April 2021

Dr Daniel Johnston is the AbbVie Newman Fellow in Dermatology at University College Dublin. He and his supervisors, Prof. Des Tobin and Prof. Brian Kirby of the Charles Institute of Dermatology and St Vincent’s University Hospital, have been awarded a British Skin Foundation Small Grant Award entitled “An analysis of inflammasome activity in the skin and blood of patients with hidradenitis suppurativa”. This work will be carried out in collaboration with Dr Rebecca Coll of Queen’s University, Belfast.

Here Daniel explains what they hope to achieve by studying this group of potent inflammatory mediators in the disease.

Above image: Dr Daniel Johnston
Top image: Charles Institute of Dermatology, University College Dublin

What’s the problem with hidradenitis suppurativa?

Hidradenitis suppurativa (HS) is a chronic, inflammatory skin disease affecting areas where skin rubs together, including under the arms and around the groin. It is currently thought to originate when a hair follicle becomes blocked and then bursts, setting off a chronic inflammatory immune system response we don’t fully understand. During a flare, this manifests as painful boils and abscesses which can weep odorous fluids, causing significant pain and embarrassment. HS affects between 1-4% of the general population, and patient quality of life is even more significantly impaired compared to other skin diseases such as psoriasis, with social isolation and depression very common among HS patients. In more severe HS, significant rope-like scarring can develop, further impacting the patients’ quality of life.

Treatment options for HS remain limited and therapy is often unsatisfactory. In order to design better treatments for HS, there is a need to better understand the disease itself and the factors that initiate it and make it a chronic condition.

Cytokines and inflammation

Immune dysfunction is one of the factors responsible for triggering HS and causing long-term skin inflammation. HS lesions are infiltrated by immune cells that release inflammatory proteins termed cytokines. Cytokines are essential for immunity to bacteria and viruses, but when they are present at excessive levels like in HS they cause problems, as they also do in other inflammatory disease like psoriasis and rheumatoid arthritis.

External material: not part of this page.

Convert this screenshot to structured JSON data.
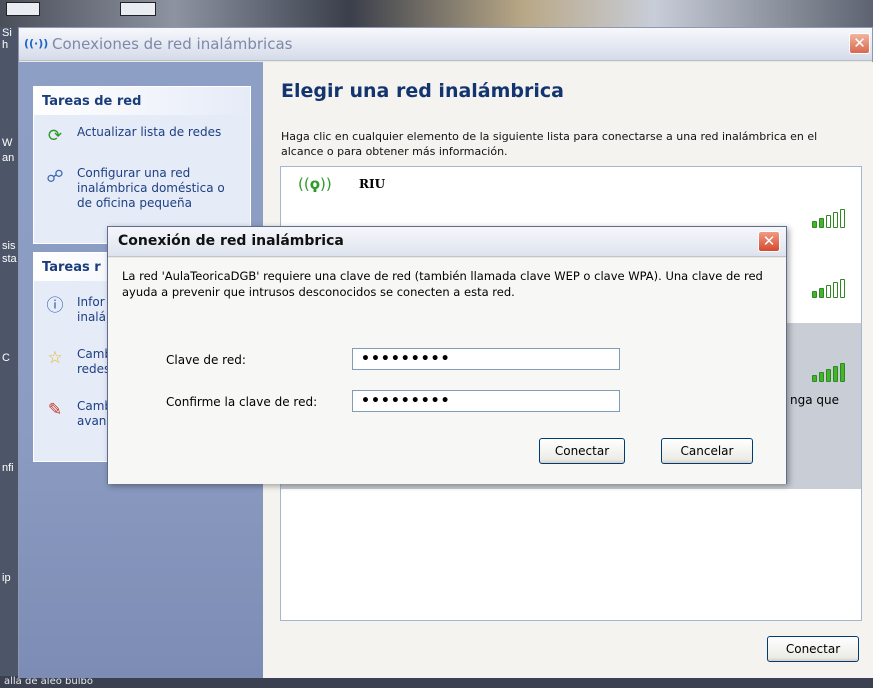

The current best-in-class treatment for HS targets a cytokine termed TNF-a, and it is likely that other cytokines will also make valuable drug targets.

Multiple studies, including our own, have demonstrated that the pro-inflammatory cytokine IL-1β is overproduced in HS skin and may be a key part of early HS pathology. In HS, it is hypothesized that IL-1β is released by immune cells in response to sensing material released from the blocked hair follicle, which may include bacteria and components of dead skin cells. IL-1β is a very potent cytokine which clinicians believe may be a very promising target in HS. It is important to understand why IL-1β  is elevated in HS patients to best achieve success in this research effort. Crucially, both IL-1β release and a form of inflammatory cell death termed pyroptosis are controlled by cellular machinery called the inflammasomes.

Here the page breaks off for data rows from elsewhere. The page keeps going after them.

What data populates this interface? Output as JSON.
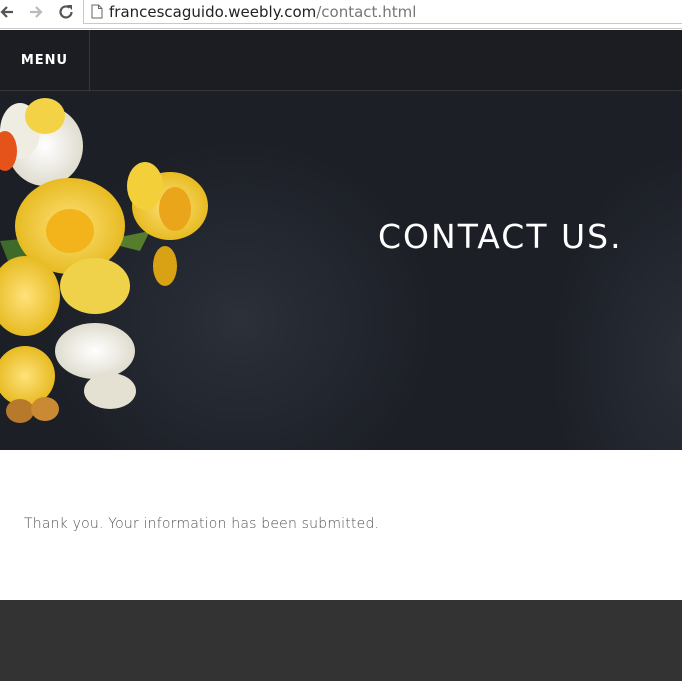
{
  "browser": {
    "url_host": "francescaguido.weebly.com",
    "url_path": "/contact.html",
    "back_icon": "arrow-left",
    "forward_icon": "arrow-right",
    "reload_icon": "reload",
    "page_icon": "page"
  },
  "header": {
    "menu_label": "MENU"
  },
  "hero": {
    "title": "CONTACT US."
  },
  "main": {
    "confirmation_text": "Thank you. Your information has been submitted."
  },
  "colors": {
    "header_bg": "#1b1d22",
    "hero_bg": "#1c1f26",
    "footer_bg": "#333333",
    "text_muted": "#555555"
  }
}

Inflammasomes, IL-1β and HS

Inflammasomes are a recently discovered group of multi-protein complexes that cells use to sense danger signals in their environment. Having sensed the danger via a pattern recognition receptor, the inflammasome then responds by activating key proteins such as IL-1β or Gasdermin D that controls pyroptosis. There are multiple proteins working together in the immune cell to form inflammasomes, and different protein combinations can give different outcomes. Overactive inflammasomes have been implicated in several autoimmune diseases, several of which are associated with HS as comorbidities (more than one condition in the same person at once).

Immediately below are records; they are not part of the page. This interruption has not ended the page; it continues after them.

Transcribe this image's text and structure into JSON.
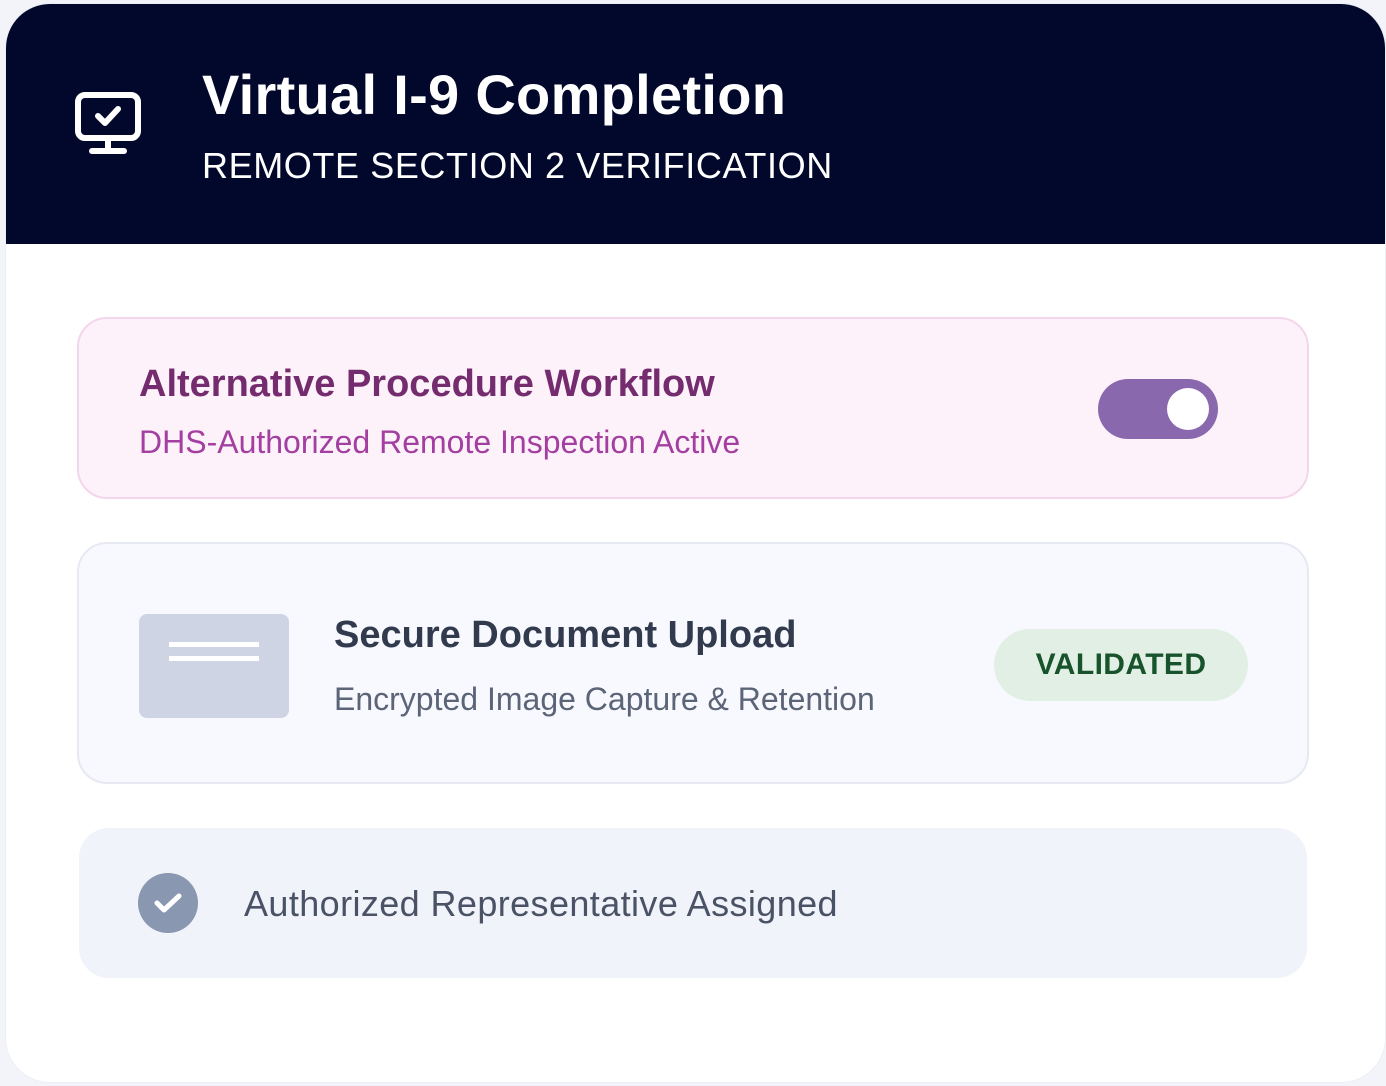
{
  "header": {
    "icon": "monitor-check-icon",
    "title": "Virtual I-9 Completion",
    "subtitle": "REMOTE SECTION 2 VERIFICATION"
  },
  "workflow": {
    "title": "Alternative Procedure Workflow",
    "subtitle": "DHS-Authorized Remote Inspection Active",
    "toggle_on": true,
    "accent_color": "#8a68ae"
  },
  "upload": {
    "icon": "document-icon",
    "title": "Secure Document Upload",
    "subtitle": "Encrypted Image Capture & Retention",
    "status": "VALIDATED",
    "status_color": "#17532b"
  },
  "representative": {
    "icon": "check-circle-icon",
    "label": "Authorized Representative Assigned"
  }
}
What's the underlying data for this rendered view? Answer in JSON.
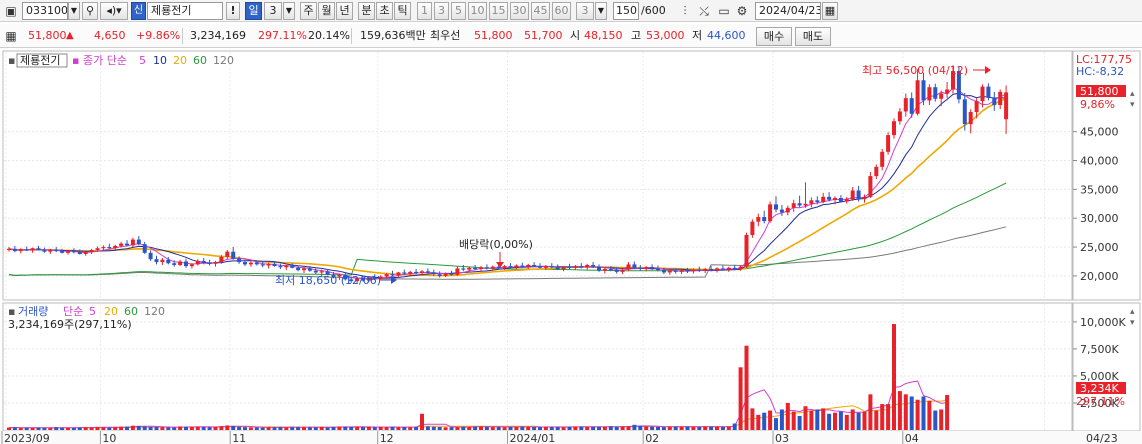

We wish to build upon the existing limited knowledge of inflammasome activity in the skin and blood of HS patients to better understand how these complexes control IL-1b release and inflammatory cell death in this disease. To do this, we will use multiple molecular and cellular biology techniques to understand which inflammasomes are activated in HS and if they have a lower activation threshold compared to healthy donor samples. By gaining a fuller understanding of the biology of these inflammatory processes, we hope to uncover the underlying causes of HS and its chronicity. This may uncover targets for new therapies which are much needed for HS patients.

The generosity of British Skin Foundation donors has given Daniel, Des and Brian the scope to take on this ambitious project which they hope will lead to a breakthrough in the understanding and treatment of an oft-neglected disease.